An estimated 108 million people in India suffer from endocrine and metabolic disorders. Several of these diseases are caused by environmental factors; therefore, their prevalence is several-fold higher. Thyroid disorders are the most common among all the endocrine diseases in India and hyperthyroidism and hypothyroidism are more frequent in women.1,2
Functional studies of the goitrous subjects showed overall prevalence of 5.4% hypothyroidism, 1.9% hyperthyroidism. 7.5% prevalence of autoimmune thyroiditis was demonstrable by fine needle aspiration biopsy.1
Hypothyroidism refers to any state that results in a deficiency of thyroid hormone, including hypothalamic or pituitary disease and generalized tissue resistance to thyroid hormone, and disorders that affect the thyroid gland directly.2 The most common cause of hypothyroidism is primary failure of the thyroid gland. While secondary hypothyroidism from pituitary or hypothalamic dysfunction is rare, it is vital to identify the site of dysfunction at the outset. It covers a wide spectrum of clinical and biochemical disease, from clinically unapparent disease to myxoedema coma.3
Hypothyroidism, is a disease with wide ranging symptoms and signs affecting many systems.4 The signs and symptoms of hypothyroidism are nonspecific and may be confused with those of other clinical conditions, especially in postpartum women and the elderly. Patients with severe hypothyroidism generally present with a constellation of signs and symptoms that may include lethargy, weight gain, hair loss, dry skin, forgetfulness, constipation and depression.

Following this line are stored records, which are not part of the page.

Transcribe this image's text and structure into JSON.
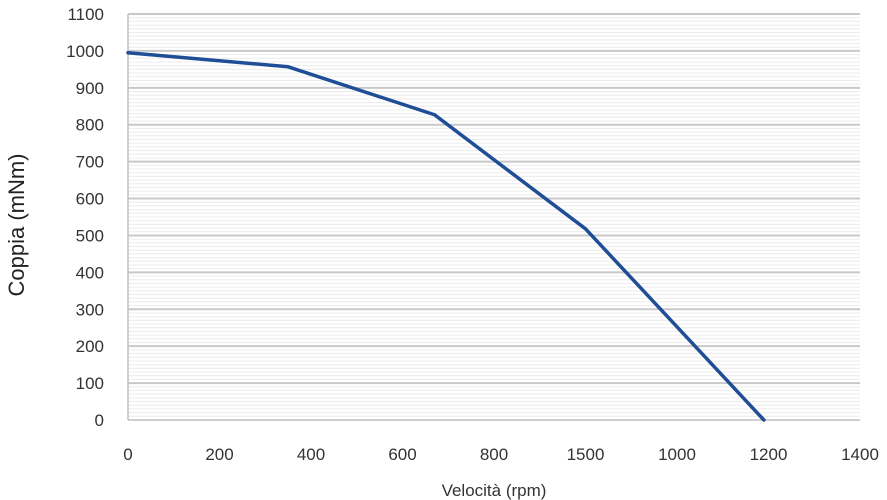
{
  "chart_data": {
    "type": "line",
    "title": "",
    "xlabel": "Velocità (rpm)",
    "ylabel": "Coppia (mNm)",
    "x_ticks": [
      "0",
      "200",
      "400",
      "600",
      "800",
      "1500",
      "1000",
      "1200",
      "1400"
    ],
    "y_ticks": [
      "0",
      "100",
      "200",
      "300",
      "400",
      "500",
      "600",
      "700",
      "800",
      "900",
      "1000",
      "1100"
    ],
    "ylim": [
      0,
      1100
    ],
    "grid": {
      "major_y": true,
      "minor_y": true,
      "x": false
    },
    "series": [
      {
        "x_index": [
          0,
          1.75,
          3.35,
          5.0,
          6.95
        ],
        "values": [
          995,
          957,
          827,
          518,
          0
        ]
      }
    ],
    "colors": {
      "line": "#1f4e96",
      "major_grid": "#c8c8c8",
      "minor_grid": "#ececec",
      "axis": "#bfbfbf"
    }
  }
}
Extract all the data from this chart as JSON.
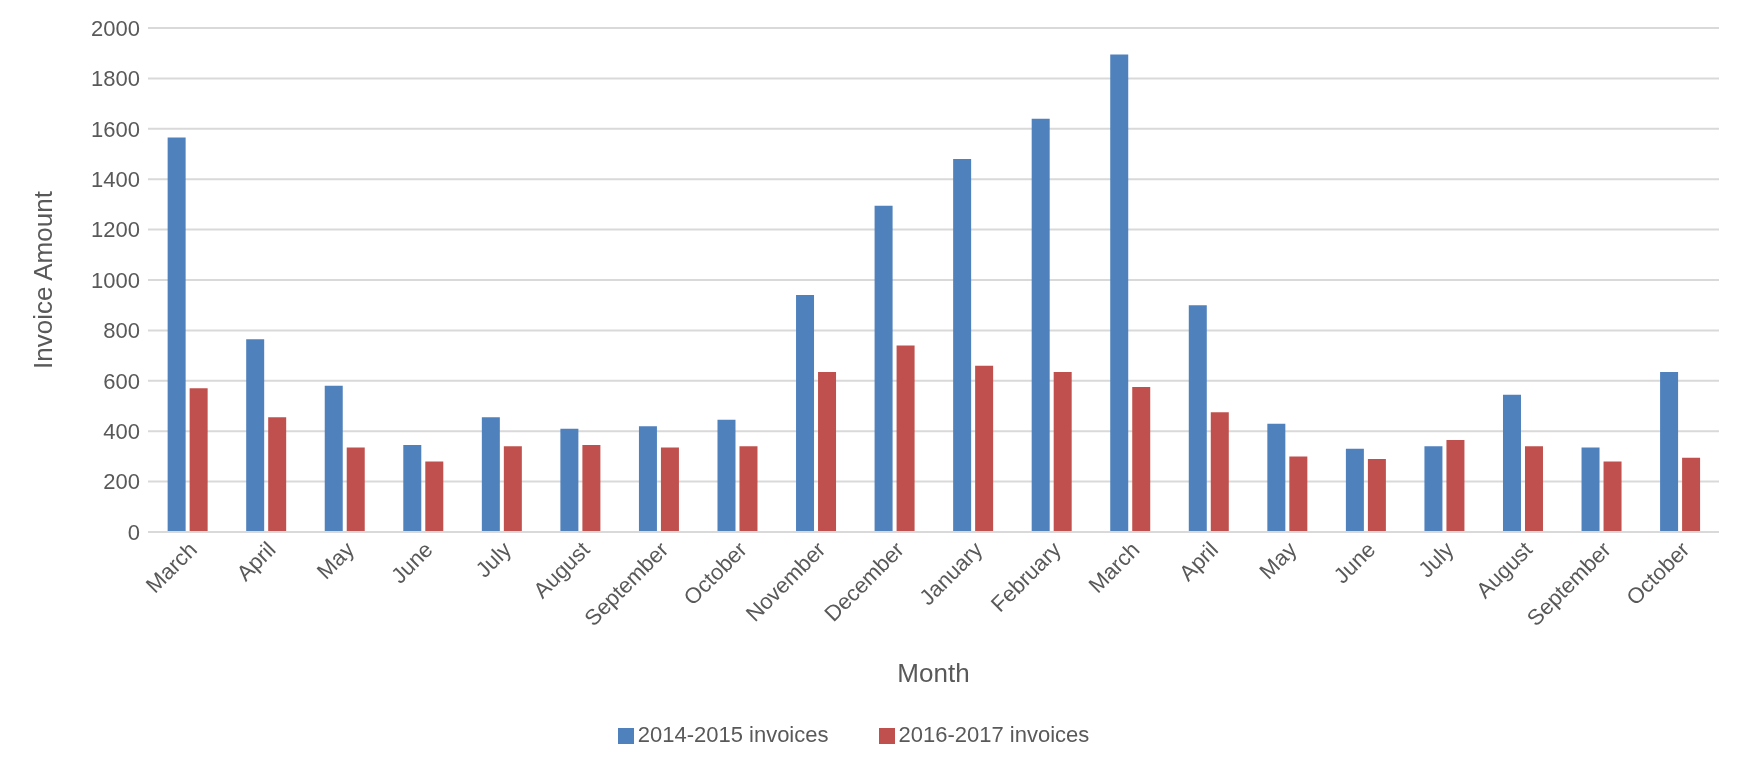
{
  "chart_data": {
    "type": "bar",
    "xlabel": "Month",
    "ylabel": "Invoice Amount",
    "categories": [
      "March",
      "April",
      "May",
      "June",
      "July",
      "August",
      "September",
      "October",
      "November",
      "December",
      "January",
      "February",
      "March",
      "April",
      "May",
      "June",
      "July",
      "August",
      "September",
      "October"
    ],
    "series": [
      {
        "name": "2014-2015 invoices",
        "color": "#4f81bd",
        "values": [
          1565,
          765,
          580,
          345,
          455,
          410,
          420,
          445,
          940,
          1295,
          1480,
          1640,
          1895,
          900,
          430,
          330,
          340,
          545,
          335,
          635
        ]
      },
      {
        "name": "2016-2017 invoices",
        "color": "#c0504d",
        "values": [
          570,
          455,
          335,
          280,
          340,
          345,
          335,
          340,
          635,
          740,
          660,
          635,
          575,
          475,
          300,
          290,
          365,
          340,
          280,
          295
        ]
      }
    ],
    "ylim": [
      0,
      2000
    ],
    "yticks": [
      0,
      200,
      400,
      600,
      800,
      1000,
      1200,
      1400,
      1600,
      1800,
      2000
    ],
    "grid": "y",
    "legend": "bottom"
  }
}
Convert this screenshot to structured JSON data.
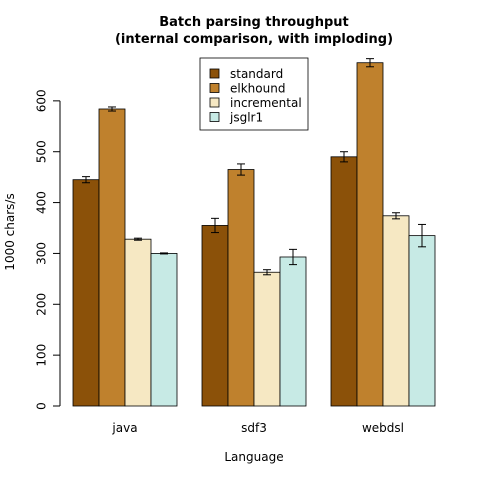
{
  "chart_data": {
    "type": "bar",
    "title_lines": [
      "Batch parsing throughput",
      "(internal comparison, with imploding)"
    ],
    "xlabel": "Language",
    "ylabel": "1000 chars/s",
    "categories": [
      "java",
      "sdf3",
      "webdsl"
    ],
    "ylim": [
      0,
      700
    ],
    "yticks": [
      0,
      100,
      200,
      300,
      400,
      500,
      600
    ],
    "legend_position": "top-center",
    "series": [
      {
        "name": "standard",
        "color": "#8b5109",
        "values": [
          445,
          355,
          490
        ],
        "errors": [
          6,
          14,
          10
        ]
      },
      {
        "name": "elkhound",
        "color": "#bf812d",
        "values": [
          584,
          465,
          675
        ],
        "errors": [
          4,
          11,
          8
        ]
      },
      {
        "name": "incremental",
        "color": "#f6e8c3",
        "values": [
          328,
          263,
          374
        ],
        "errors": [
          2,
          5,
          6
        ]
      },
      {
        "name": "jsglr1",
        "color": "#c7eae5",
        "values": [
          300,
          293,
          335
        ],
        "errors": [
          1,
          15,
          22
        ]
      }
    ]
  }
}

Not all of these signs and symptoms occur in every patient, and many may be blunted in patients with mild hypothyroidism.5
Clinically hyperthyroidism, also called thyrotoxicosis, is caused by the effects of excess thyroid hormone.6 Although the terms hyperthyroidism and thyrotoxicosis are frequently used interchangeably, in the strictest sense hyperthyroidism refers to hyper function of the thyroid gland, whereas thyrotoxicosis refers to any state characterized by thyroid hormone excess, including ingestion of excess thyroid hormone and thyroiditis.2
The cause of hyperthyroidism will differ between young and elderly patients. In young patients Graves's disease is the most common cause, whereas in elderly patients toxic nodular goiter is also a cause.2 Other causes include thyroiditis, toxic multinodular goiter, toxic adenomas, and side effects of certain medications.6
Hyperthyroidism presents with multiple symptoms that vary according to the age of the patient, duration of illness, magnitude of hormone excess, and presence of comorbid conditions. Older patients often present with a paucity of classic signs and symptoms, which can make the diagnosis more difficult.6 Signs and symptoms of hyperthyroidism include tremors, nervousness, insomnia, excessive sweating, heat intolerance, tachycardia, hypertension, and goiter.7
Thyroid storm is a rare presentation of hyperthyroidism that may occur after a stressful illness in a patient with untreated or undertreated hyperthyroidism and is characterized by delirium, severe tachycardia, fever, vomiting, diarrhea, and dehydration.6
1. Kenneth A. Woeber, MD, FRCPE. Update on the Management of Hyperthyroidism and Hypothyroidism.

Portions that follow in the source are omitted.